The incident and scarring resulting from a burn have the potential for long-term psychosocial impact on the patient, leading to depression, anxiety, PTSD, changes in body image, stigma, and social isolation.

Key Points

  • Burns can be caused by heat, chemical, or electrical sources, with certain factors increasing the likelihood of a burn, such as young or elderly age, disabilities, and exposure to heat/flames.
  • Superficial and superficial partial burns differ in appearance, with the former appearing dry and erythematous while the latter appear wet, erythematous and blistered.
  • Deep partial and full thickness burns both appear dry, with the former having reduced sensation and bleeding, and the latter having no sensation or pain and not bleeding after a pinprick or blanching under pressure.

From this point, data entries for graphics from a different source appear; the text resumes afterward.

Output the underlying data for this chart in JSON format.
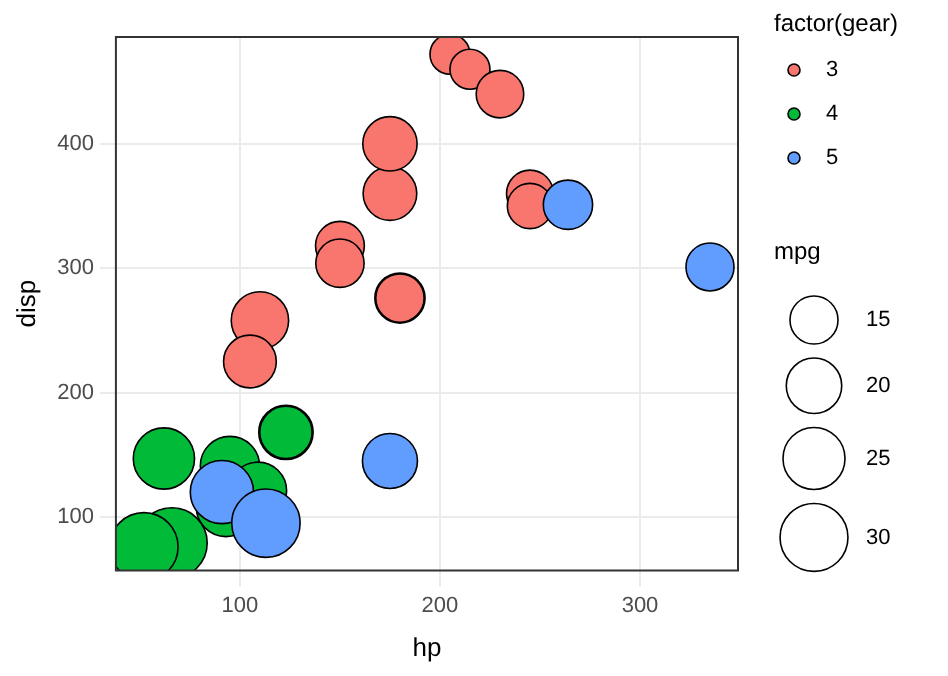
{
  "chart_data": {
    "type": "bubble",
    "xlabel": "hp",
    "ylabel": "disp",
    "legend_title": "factor(gear)",
    "annotations": [
      "mpg"
    ],
    "xlim": [
      38,
      349
    ],
    "ylim": [
      57,
      486
    ],
    "xticks": [
      100,
      200,
      300
    ],
    "yticks": [
      100,
      200,
      300,
      400
    ],
    "grid": true,
    "legend": "right",
    "size_legend": [
      15,
      20,
      25,
      30
    ],
    "series": [
      {
        "name": "3",
        "color": "#f8766d",
        "x": [
          110,
          175,
          105,
          245,
          180,
          180,
          205,
          215,
          230,
          150,
          150,
          245,
          175
        ],
        "values": [
          258,
          360,
          225,
          360,
          276,
          276,
          472,
          460,
          440,
          318,
          304,
          350,
          400
        ],
        "sizes": [
          21.4,
          18.7,
          18.1,
          14.3,
          16.4,
          15.2,
          10.4,
          10.4,
          14.7,
          15.5,
          15.2,
          13.3,
          19.2
        ]
      },
      {
        "name": "4",
        "color": "#00ba38",
        "x": [
          93,
          62,
          95,
          123,
          123,
          66,
          52,
          109
        ],
        "values": [
          108,
          147,
          141,
          168,
          168,
          79,
          76,
          121
        ],
        "sizes": [
          22.8,
          24.4,
          22.8,
          19.2,
          17.8,
          32.4,
          30.4,
          21.4
        ]
      },
      {
        "name": "5",
        "color": "#619cff",
        "x": [
          91,
          113,
          264,
          175,
          335
        ],
        "values": [
          120,
          95,
          351,
          145,
          301
        ],
        "sizes": [
          26,
          30.4,
          15.8,
          19.7,
          15
        ]
      }
    ]
  }
}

  • Assess the burn's depth and percentage of total body surface area, check for any constricting eschars, and consider the risk of an inhalation injury.
  • Initial burn management involves cooling the wound, washing it with normal saline, and loosely wrapping the wound.
  • Further management includes providing adequate analgesia, fluid resuscitation, close urine output monitoring, and referral to specialist burns services for debridement and grafting.
  • Superficial and superficial partial burns heal within 3 weeks, while deep partial burns can take up to 8 weeks to heal with variable scarring. Full thickness burns typically require grafting.